D.5 The DataFrameUtil
Object
A data frame is an in-memory data structure that holds tabular data. That is, data having rows and columns. Kotlin has a library to support this type of functionality and the DataFrameUtil
object has been designed to facilitate the use of data frame within the KSL.
Documentation, examples, and the basic functionality of Kotlin data frames can be found at this repository. Kotlin data frames provide similar functionality as that found in other data frame libraries such as R. Figure D.7 illustrates the functions and properties of the DataFrameUtil
object.
The main functionality added by DataFrameUtil
is sampling from rows and columns of the data frame and computing some basic statistics. The functions for sampling without replacement return a new data frame with the sampled rows. The functions for permutation return a new data frame with the permuted rows. The functions for randomly selection will select an element from the a column of the data frame or for selecting an entire row. The element or row can be selected with equal probability or via an empirical distribution over the elements (by row).
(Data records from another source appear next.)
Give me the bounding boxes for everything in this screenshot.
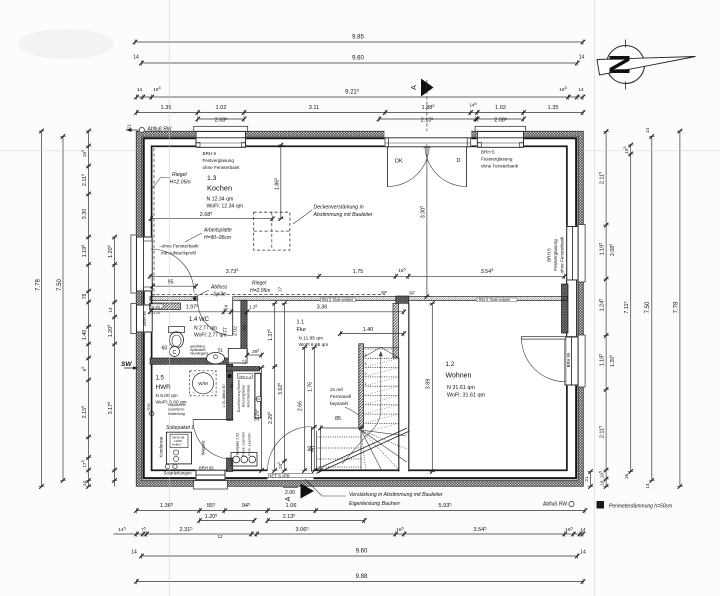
svg-text:21: 21 xyxy=(584,476,589,482)
svg-text:el. HK: el. HK xyxy=(152,305,160,309)
HWR right wall upper xyxy=(227,364,233,420)
svg-text:3.11: 3.11 xyxy=(309,105,319,111)
Verstaerkung note xyxy=(305,479,443,507)
svg-text:mit Aufsteckprofil: mit Aufsteckprofil xyxy=(161,251,196,256)
bottom chain 9.60 xyxy=(131,549,586,559)
svg-text:SF: SF xyxy=(381,290,387,296)
Riegel label 2 xyxy=(250,281,270,295)
svg-text:14: 14 xyxy=(580,527,586,532)
svg-text:1.5: 1.5 xyxy=(156,376,165,382)
svg-text:Spüle: Spüle xyxy=(213,292,226,298)
HWR right wall lower xyxy=(227,458,233,472)
svg-text:1.40: 1.40 xyxy=(363,327,374,333)
washing machine xyxy=(190,371,216,396)
svg-text:Gastherm-: Gastherm- xyxy=(168,408,186,412)
svg-text:Fermacell: Fermacell xyxy=(330,394,352,400)
stair lower treads xyxy=(317,431,362,471)
dim 3.62 vertical xyxy=(277,301,287,473)
small note box xyxy=(237,374,252,379)
svg-text:Verstärkung in Abstimmung m: Verstärkung in Abstimmung mit Bauleiter xyxy=(349,492,443,498)
svg-text:1.76: 1.76 xyxy=(307,382,313,392)
fixed glazing right wall (BRH 5) xyxy=(566,225,585,283)
svg-text:14: 14 xyxy=(578,87,584,93)
svg-text:1.1: 1.1 xyxy=(297,320,305,326)
svg-text:D: D xyxy=(457,158,461,164)
exterior insulation ring xyxy=(136,131,583,486)
svg-text:DK: DK xyxy=(395,159,403,165)
right chain total 7.78 xyxy=(673,129,682,489)
svg-text:Stellplatz 2.02: Stellplatz 2.02 xyxy=(236,433,240,456)
svg-text:7.50: 7.50 xyxy=(57,279,63,291)
svg-text:9.60: 9.60 xyxy=(352,56,364,62)
svg-text:BRH 5: BRH 5 xyxy=(203,151,217,156)
svg-text:7.78: 7.78 xyxy=(673,301,679,313)
svg-text:H=2.05m: H=2.05m xyxy=(250,288,270,294)
svg-text:Eigenleistung Bauherr: Eigenleistung Bauherr xyxy=(349,501,400,507)
svg-text:Fern. Leerrohr: Fern. Leerrohr xyxy=(248,432,252,456)
svg-text:Festverglasung: Festverglasung xyxy=(203,158,235,163)
window top-right (1.02 / BRH 5) xyxy=(475,126,526,147)
rotated shaft notes xyxy=(222,380,252,457)
svg-text:2.66: 2.66 xyxy=(298,401,304,411)
svg-text:Abfluss: Abfluss xyxy=(210,285,228,291)
dim 2.68 kitchen xyxy=(149,211,275,221)
dim 95 pass-through xyxy=(150,280,198,289)
Abfluss RW bottom right xyxy=(543,501,574,507)
svg-text:N 12.34 qm: N 12.34 qm xyxy=(207,197,234,203)
right secondary labels xyxy=(609,244,616,367)
stair top break symbol xyxy=(363,347,399,358)
drain node dot xyxy=(228,374,232,378)
svg-text:Perimeterdämmung h=50cm: Perimeterdämmung h=50cm xyxy=(609,504,672,510)
svg-text:77: 77 xyxy=(223,327,229,333)
svg-text:1.75: 1.75 xyxy=(353,269,364,275)
Deckenverstaerkung label xyxy=(293,205,373,225)
svg-text:BRH 95: BRH 95 xyxy=(566,352,571,367)
stair/Wohnen wall lower xyxy=(399,303,409,471)
svg-text:2.00: 2.00 xyxy=(285,490,295,496)
gas connection xyxy=(146,403,155,415)
entrance door leaf xyxy=(268,427,312,472)
left chain segments 2 xyxy=(107,235,117,487)
svg-text:H=90–95cm: H=90–95cm xyxy=(204,235,231,241)
stair wall upper hatched xyxy=(393,303,399,358)
svg-text:Flur: Flur xyxy=(297,327,307,333)
svg-text:Festverglasung: Festverglasung xyxy=(553,239,558,271)
svg-text:R54 ß. Stufe verklebt: R54 ß. Stufe verklebt xyxy=(479,298,510,302)
svg-text:1.02: 1.02 xyxy=(216,105,227,111)
dim 1.86 vertical kitchen xyxy=(274,143,284,221)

KSL
statistics, histogram, box plot statistics, and frequencies can all be computed over the columns.
- sampleWithoutReplacement(DataFrame\(<T>\), Int, RNStreamIfc) DataFrame\(<T>\)
- sampleWithoutReplacement(DataFrame\(<T>\) Int, Int) DataFrame\(<T>\)
- permute(DataFrame\(<T>\), Int) DataFrame\(<T>\)
- permute(DataFrame\(<T>\), RNStreamIfc) DataFrame\(<T>\)
- randomlySelect(DataColumn\(<T>\), RNStreamIfc) T
- randomlySelect(DataColumn\(<T>\), Int) T
- randomlySelect(DataColumn\(<T>\), Double[], RNStreamIfc) T
- randomlySelect(DataColumn\(<T>\), Double[], Int) T
- randomlySelect(DataFrame\(<T>\), Int) DataRow\(<T>\)
- randomlySelect(DataFrame\(<T>\), RNStreamIfc) DataRow\(<T>\)
- randomlySelect(DataFrame\(<T>\), Double[], Int) DataRow\(<T>\)
- randomlySelect(DataFrame\(<T>\), Double[], RNStreamIfc) DataRow\(<T>\)
- buildMarkDown(DataFrame\(<T>\), Appendable) Unit
- histogram(DataColumn\(<Double>\), Double[]) Histogram
- statistics(DataColumn\(<Double>\)) Statistic
- frequencies(DataColumn\(<Int>\)) IntegerFrequency
- boxPlotSummary(DataColumn\(<Double>\)) BoxPlotSummary
Extension functions are also available for a data frame and its columns. The Kotlin data frame library has been included in the KSL as part of the API. Thus, clients also have access to the full features associated with the library. The main usage within the KSL is in the capturing of simulation output data. The easiest way to do this is by using the KSLDatabase
class. Data frame instances can be requested as part of the database functionality of the KSL.